Grupo de Facebook que reúne vendedores de leite em pó dado pela Prefeitura de São Paulo - Reprodução/Facebook
Grupo de Facebook que reúne vendedores de leite em pó dado pela Prefeitura de São Paulo Imagem: Reprodução/Facebook

Rodrigo Ratier

29/07/2022 06h00

A notícia de que há pessoas comercializando no Facebook o leite em pó dado de graça pela Prefeitura de São Paulo tem suscitado reações diante do que seria um crime de fraude. Segundo a reportagem do UOL, o produto do programa Leve Leite tem sido vendido por valores entre R$ 15 e R$ 40. Um decreto municipal proíbe a comercialização desses itens. A pena pode chegar à exclusão do programa social, e a prefeitura afirma que as denúncias sobre comercialização indevida são enviadas para investigação policial.

Mas essa não é a única interpretação jurídica possível para casos como esse. O direito penal moderno estabelece o chamado princípio da insignificância, que orienta a não punição a ofensas consideradas irrelevantes.

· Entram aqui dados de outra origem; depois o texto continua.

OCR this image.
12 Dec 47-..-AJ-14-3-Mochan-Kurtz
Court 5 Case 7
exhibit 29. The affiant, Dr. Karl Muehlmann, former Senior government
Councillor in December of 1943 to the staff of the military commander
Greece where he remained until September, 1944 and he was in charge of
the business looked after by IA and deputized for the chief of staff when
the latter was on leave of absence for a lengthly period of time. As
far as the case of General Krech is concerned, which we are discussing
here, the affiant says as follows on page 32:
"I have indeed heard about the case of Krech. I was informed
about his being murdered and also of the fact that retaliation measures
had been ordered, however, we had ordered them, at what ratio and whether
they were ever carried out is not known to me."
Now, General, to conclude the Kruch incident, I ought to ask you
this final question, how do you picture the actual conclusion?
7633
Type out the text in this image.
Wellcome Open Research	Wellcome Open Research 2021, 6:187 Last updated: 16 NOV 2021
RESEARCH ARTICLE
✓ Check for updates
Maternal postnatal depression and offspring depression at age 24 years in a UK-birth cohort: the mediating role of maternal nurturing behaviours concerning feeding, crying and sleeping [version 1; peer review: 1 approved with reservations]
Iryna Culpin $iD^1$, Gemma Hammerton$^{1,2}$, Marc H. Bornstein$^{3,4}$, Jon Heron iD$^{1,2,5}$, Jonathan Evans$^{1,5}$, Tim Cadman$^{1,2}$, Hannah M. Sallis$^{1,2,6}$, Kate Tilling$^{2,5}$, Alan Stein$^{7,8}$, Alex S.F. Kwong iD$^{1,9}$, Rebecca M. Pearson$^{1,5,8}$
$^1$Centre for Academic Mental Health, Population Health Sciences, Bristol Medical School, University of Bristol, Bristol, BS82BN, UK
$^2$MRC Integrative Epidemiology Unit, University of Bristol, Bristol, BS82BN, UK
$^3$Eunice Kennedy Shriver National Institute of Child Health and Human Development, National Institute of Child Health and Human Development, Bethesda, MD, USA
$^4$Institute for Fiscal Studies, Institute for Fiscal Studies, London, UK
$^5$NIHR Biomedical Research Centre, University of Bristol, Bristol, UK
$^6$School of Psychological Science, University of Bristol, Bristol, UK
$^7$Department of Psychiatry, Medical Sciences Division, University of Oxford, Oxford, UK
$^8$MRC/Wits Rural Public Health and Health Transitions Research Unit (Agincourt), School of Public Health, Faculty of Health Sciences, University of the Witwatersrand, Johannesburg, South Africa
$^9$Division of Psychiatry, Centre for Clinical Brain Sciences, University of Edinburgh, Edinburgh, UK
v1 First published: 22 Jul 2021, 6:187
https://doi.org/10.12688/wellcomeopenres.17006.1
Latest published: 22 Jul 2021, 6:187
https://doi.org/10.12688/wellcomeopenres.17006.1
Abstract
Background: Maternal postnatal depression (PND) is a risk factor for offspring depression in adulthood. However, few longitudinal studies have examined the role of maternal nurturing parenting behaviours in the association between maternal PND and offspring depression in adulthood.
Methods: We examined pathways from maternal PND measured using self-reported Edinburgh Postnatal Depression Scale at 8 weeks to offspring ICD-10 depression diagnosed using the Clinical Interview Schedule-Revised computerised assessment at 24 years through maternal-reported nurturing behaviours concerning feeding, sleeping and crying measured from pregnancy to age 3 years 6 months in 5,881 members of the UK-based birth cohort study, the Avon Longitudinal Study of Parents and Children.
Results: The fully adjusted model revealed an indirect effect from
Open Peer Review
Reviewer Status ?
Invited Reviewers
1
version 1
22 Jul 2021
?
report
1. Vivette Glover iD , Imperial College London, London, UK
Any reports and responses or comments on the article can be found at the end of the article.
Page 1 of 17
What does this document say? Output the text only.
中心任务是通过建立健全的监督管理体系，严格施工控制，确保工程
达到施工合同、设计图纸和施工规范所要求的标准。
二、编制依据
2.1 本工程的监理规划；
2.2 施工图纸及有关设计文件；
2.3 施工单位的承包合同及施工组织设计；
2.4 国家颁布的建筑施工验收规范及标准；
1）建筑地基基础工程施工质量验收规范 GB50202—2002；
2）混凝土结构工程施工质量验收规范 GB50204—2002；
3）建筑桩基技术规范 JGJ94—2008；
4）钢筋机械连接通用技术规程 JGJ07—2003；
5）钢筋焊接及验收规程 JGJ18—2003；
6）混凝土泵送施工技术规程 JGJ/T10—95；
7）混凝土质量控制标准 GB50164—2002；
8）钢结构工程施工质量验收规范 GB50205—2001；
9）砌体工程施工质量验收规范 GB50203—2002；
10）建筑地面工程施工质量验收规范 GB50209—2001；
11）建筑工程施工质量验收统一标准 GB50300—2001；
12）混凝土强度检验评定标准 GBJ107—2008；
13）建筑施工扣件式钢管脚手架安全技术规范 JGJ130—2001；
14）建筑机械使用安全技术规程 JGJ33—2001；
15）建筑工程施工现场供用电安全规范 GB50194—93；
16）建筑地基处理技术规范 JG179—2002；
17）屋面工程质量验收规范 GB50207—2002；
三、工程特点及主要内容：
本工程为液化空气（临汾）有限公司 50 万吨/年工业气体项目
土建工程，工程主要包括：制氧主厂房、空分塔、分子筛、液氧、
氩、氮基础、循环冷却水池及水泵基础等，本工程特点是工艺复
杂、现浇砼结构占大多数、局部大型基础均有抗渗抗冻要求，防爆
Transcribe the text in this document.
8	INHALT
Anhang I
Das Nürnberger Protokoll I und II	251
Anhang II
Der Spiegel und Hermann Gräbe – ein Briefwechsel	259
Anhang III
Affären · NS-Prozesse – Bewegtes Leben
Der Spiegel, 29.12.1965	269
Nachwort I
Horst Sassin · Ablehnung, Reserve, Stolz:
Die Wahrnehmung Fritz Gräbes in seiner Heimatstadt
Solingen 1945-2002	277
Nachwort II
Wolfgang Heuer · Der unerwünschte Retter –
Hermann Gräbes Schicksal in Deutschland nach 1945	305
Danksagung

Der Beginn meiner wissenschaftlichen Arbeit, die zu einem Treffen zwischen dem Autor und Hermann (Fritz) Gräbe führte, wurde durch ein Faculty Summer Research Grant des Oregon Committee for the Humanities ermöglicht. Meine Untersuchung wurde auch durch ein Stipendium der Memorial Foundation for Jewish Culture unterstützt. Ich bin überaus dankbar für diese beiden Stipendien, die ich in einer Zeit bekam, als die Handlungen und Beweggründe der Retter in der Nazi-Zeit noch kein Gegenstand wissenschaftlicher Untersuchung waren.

"A aplicação do princípio da insignificância tem de ser entendida em caso concretos", afirma Caio Favaretto, presidente da comissão de advocacia criminal da OAB - SP. "Se estivermos falando de pessoas que estão em situação de desamparo social e tentando viabilizar formas de sobrevivência, penso que é o caso de se recorrer ao princípio".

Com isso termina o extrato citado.